The worst kind of battle is the one you don’t see coming. Recent political ambitions have spawned a
movement of ferocious attacks on women’s rights, including everything from abortion and health care to pay equity and domestic violence. The latest item on the social agenda to come under scrutiny is women’s leadership ambitions.
Recent studies have attributed the lack of female power to a decline in ambition for leadership, particularly among young women. A study by Zeno Group revealed that only 15 percent out of a survey of 1,000 women between ages 21 and 33 endeavored to acquire a leadership role at a large or prominent organization. Nearly half of survey participants felt that the personal sacrifices weren’t worth the pursuit much less the attainment of the proverbial dangling carrot. As a result, women in positions of leadership have stalled.
In the political realm, only 18 percent of women hold seats in the United States Congress, 20 percent in the Senate and 17.9 percent hold a place at the table in the House of Representatives. Corporate America tells an even grimmer tale with women holding a little over fifteen percent of positions as directors in Fortune 500 companies, 10 percent as chief financial officers, and 4 percent as chief executives at Standard & Poor’s 500 companies.
To the casual observer, it may appear that instead of digging a more level playing field, many of us have stopped playing or opted out altogether. However, I encourage women to expand their definition of leadership beyond the boardroom and political offices, and unlike our sisters from previous generations, millennials and baby boomers alike, are finding innovative ways to lead that coincide with their lifestyles.
Without question, women dominate social media and even use it as a catalyst to create dialogue around issues affecting themselves and other women. Nearly nineteen million women document their experiences, share insights, and provide recommendations online according to Pew Research Center statistics, becoming thought leaders in their own right. While men are close behind authoring 16 million blogs, none are as profitable as their female counterparts in harnessing financial support from consumer brands.

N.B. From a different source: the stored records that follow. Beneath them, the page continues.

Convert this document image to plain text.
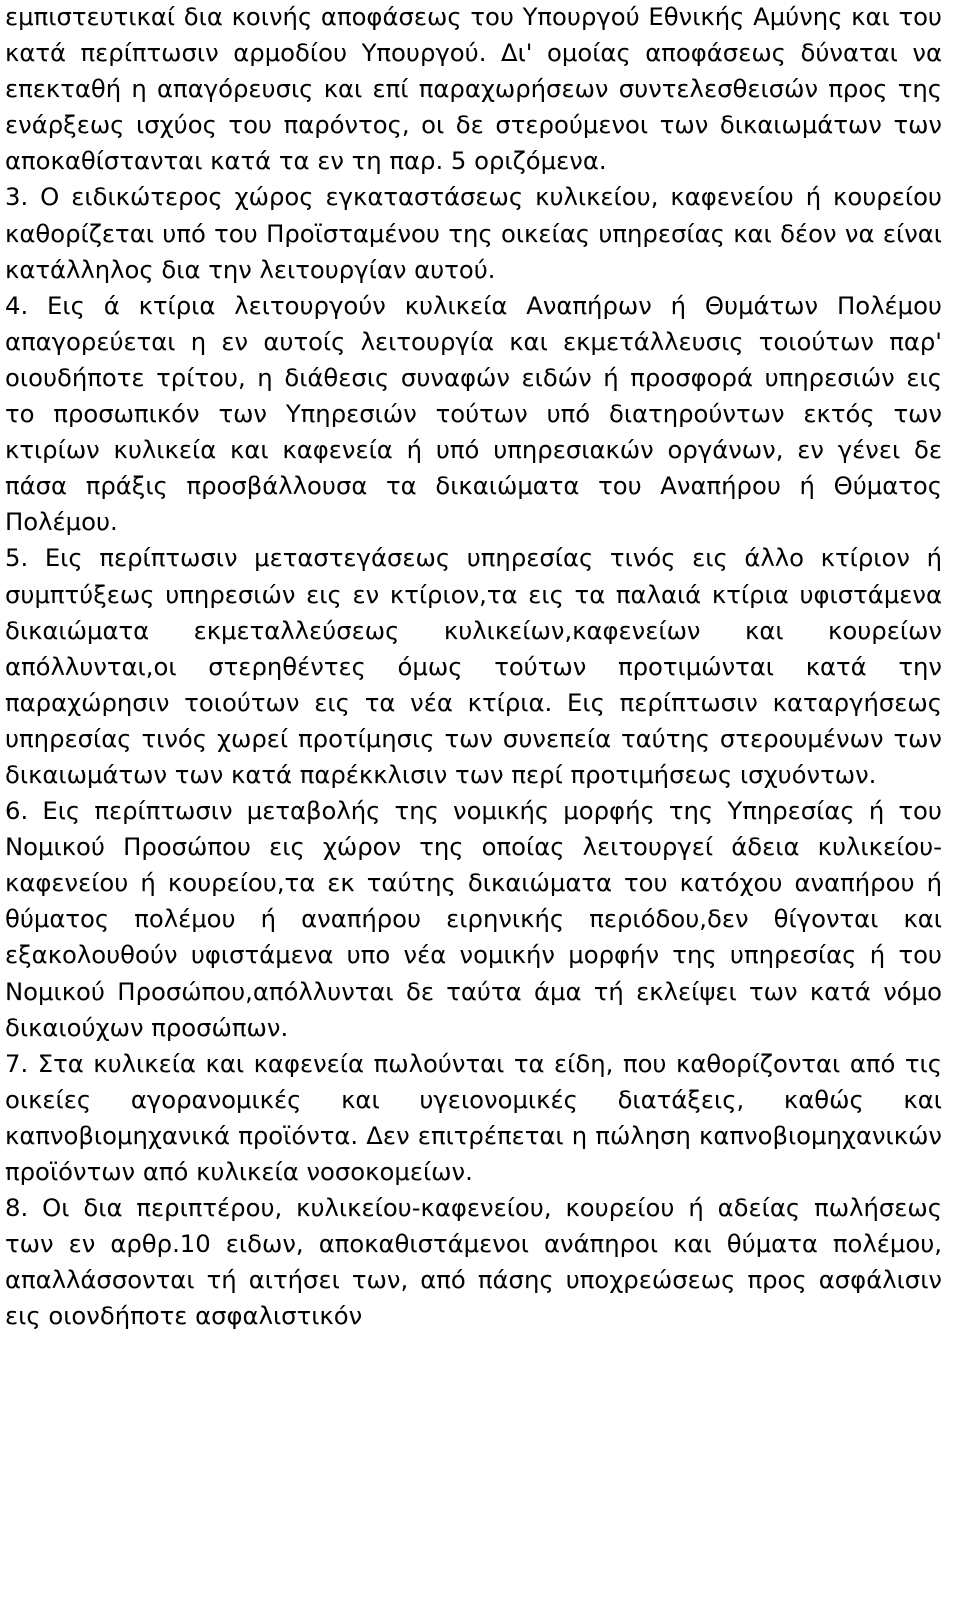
εμπιστευτικαί δια κοινής αποφάσεως του Υπουργού Εθνικής Αμύνης και του κατά περίπτωσιν αρμοδίου Υπουργού. Δι' ομοίας αποφάσεως δύναται να επεκταθή η απαγόρευσις και επί παραχωρήσεων συντελεσθεισών προς της ενάρξεως ισχύος του παρόντος, οι δε στερούμενοι των δικαιωμάτων των αποκαθίστανται κατά τα εν τη παρ. 5 οριζόμενα.

3. Ο ειδικώτερος χώρος εγκαταστάσεως κυλικείου, καφενείου ή κουρείου καθορίζεται υπό του Προϊσταμένου της οικείας υπηρεσίας και δέον να είναι κατάλληλος δια την λειτουργίαν αυτού.

4. Εις ά κτίρια λειτουργούν κυλικεία Αναπήρων ή Θυμάτων Πολέμου απαγορεύεται η εν αυτοίς λειτουργία και εκμετάλλευσις τοιούτων παρ' οιουδήποτε τρίτου, η διάθεσις συναφών ειδών ή προσφορά υπηρεσιών εις το προσωπικόν των Υπηρεσιών τούτων υπό διατηρούντων εκτός των κτιρίων κυλικεία και καφενεία ή υπό υπηρεσιακών οργάνων, εν γένει δε πάσα πράξις προσβάλλουσα τα δικαιώματα του Αναπήρου ή Θύματος Πολέμου.

5. Εις περίπτωσιν μεταστεγάσεως υπηρεσίας τινός εις άλλο κτίριον ή συμπτύξεως υπηρεσιών εις εν κτίριον,τα εις τα παλαιά κτίρια υφιστάμενα δικαιώματα εκμεταλλεύσεως κυλικείων,καφενείων και κουρείων απόλλυνται,οι στερηθέντες όμως τούτων προτιμώνται κατά την παραχώρησιν τοιούτων εις τα νέα κτίρια. Εις περίπτωσιν καταργήσεως υπηρεσίας τινός χωρεί προτίμησις των συνεπεία ταύτης στερουμένων των δικαιωμάτων των κατά παρέκκλισιν των περί προτιμήσεως ισχυόντων.

6. Εις περίπτωσιν μεταβολής της νομικής μορφής της Υπηρεσίας ή του Νομικού Προσώπου εις χώρον της οποίας λειτουργεί άδεια κυλικείου- καφενείου ή κουρείου,τα εκ ταύτης δικαιώματα του κατόχου αναπήρου ή θύματος πολέμου ή αναπήρου ειρηνικής περιόδου,δεν θίγονται και εξακολουθούν υφιστάμενα υπο νέα νομικήν μορφήν της υπηρεσίας ή του Νομικού Προσώπου,απόλλυνται δε ταύτα άμα τή εκλείψει των κατά νόμο δικαιούχων προσώπων.

7. Στα κυλικεία και καφενεία πωλούνται τα είδη, που καθορίζονται από τις οικείες αγορανομικές και υγειονομικές διατάξεις, καθώς και καπνοβιομηχανικά προϊόντα. Δεν επιτρέπεται η πώληση καπνοβιομηχανικών προϊόντων από κυλικεία νοσοκομείων.

8. Οι δια περιπτέρου, κυλικείου-καφενείου, κουρείου ή αδείας πωλήσεως των εν αρθρ.10 ειδων, αποκαθιστάμενοι ανάπηροι και θύματα πολέμου, απαλλάσσονται τή αιτήσει των, από πάσης υποχρεώσεως προς ασφάλισιν εις οιονδήποτε ασφαλιστικόν
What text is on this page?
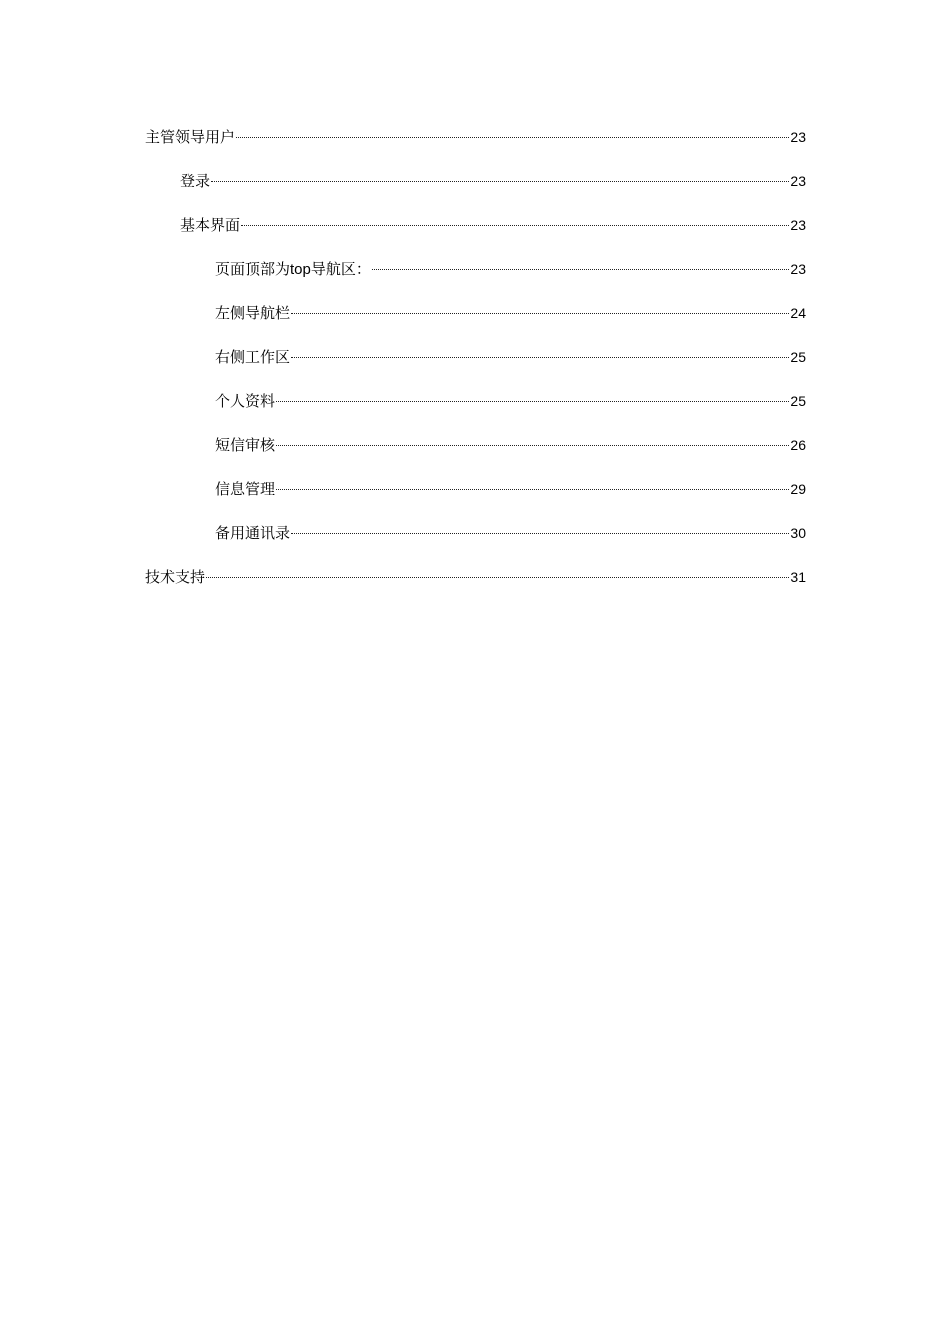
主管领导用户	23
登录	23
基本界面	23
页面顶部为top导航区：	23
左侧导航栏	24
右侧工作区	25
个人资料	25
短信审核	26
信息管理	29
备用通讯录	30
技术支持	31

Before we’re so quick to count young women out as future leaders, let’s consider how they have harnessed social media to create economical opportunities and social change. In addition, I invite women to venture one step further and examine how we can expand upon this virtual platform to build a collective movement of social advancement that will break down barriers to leadership and inspire others to strive for something more than the corner office.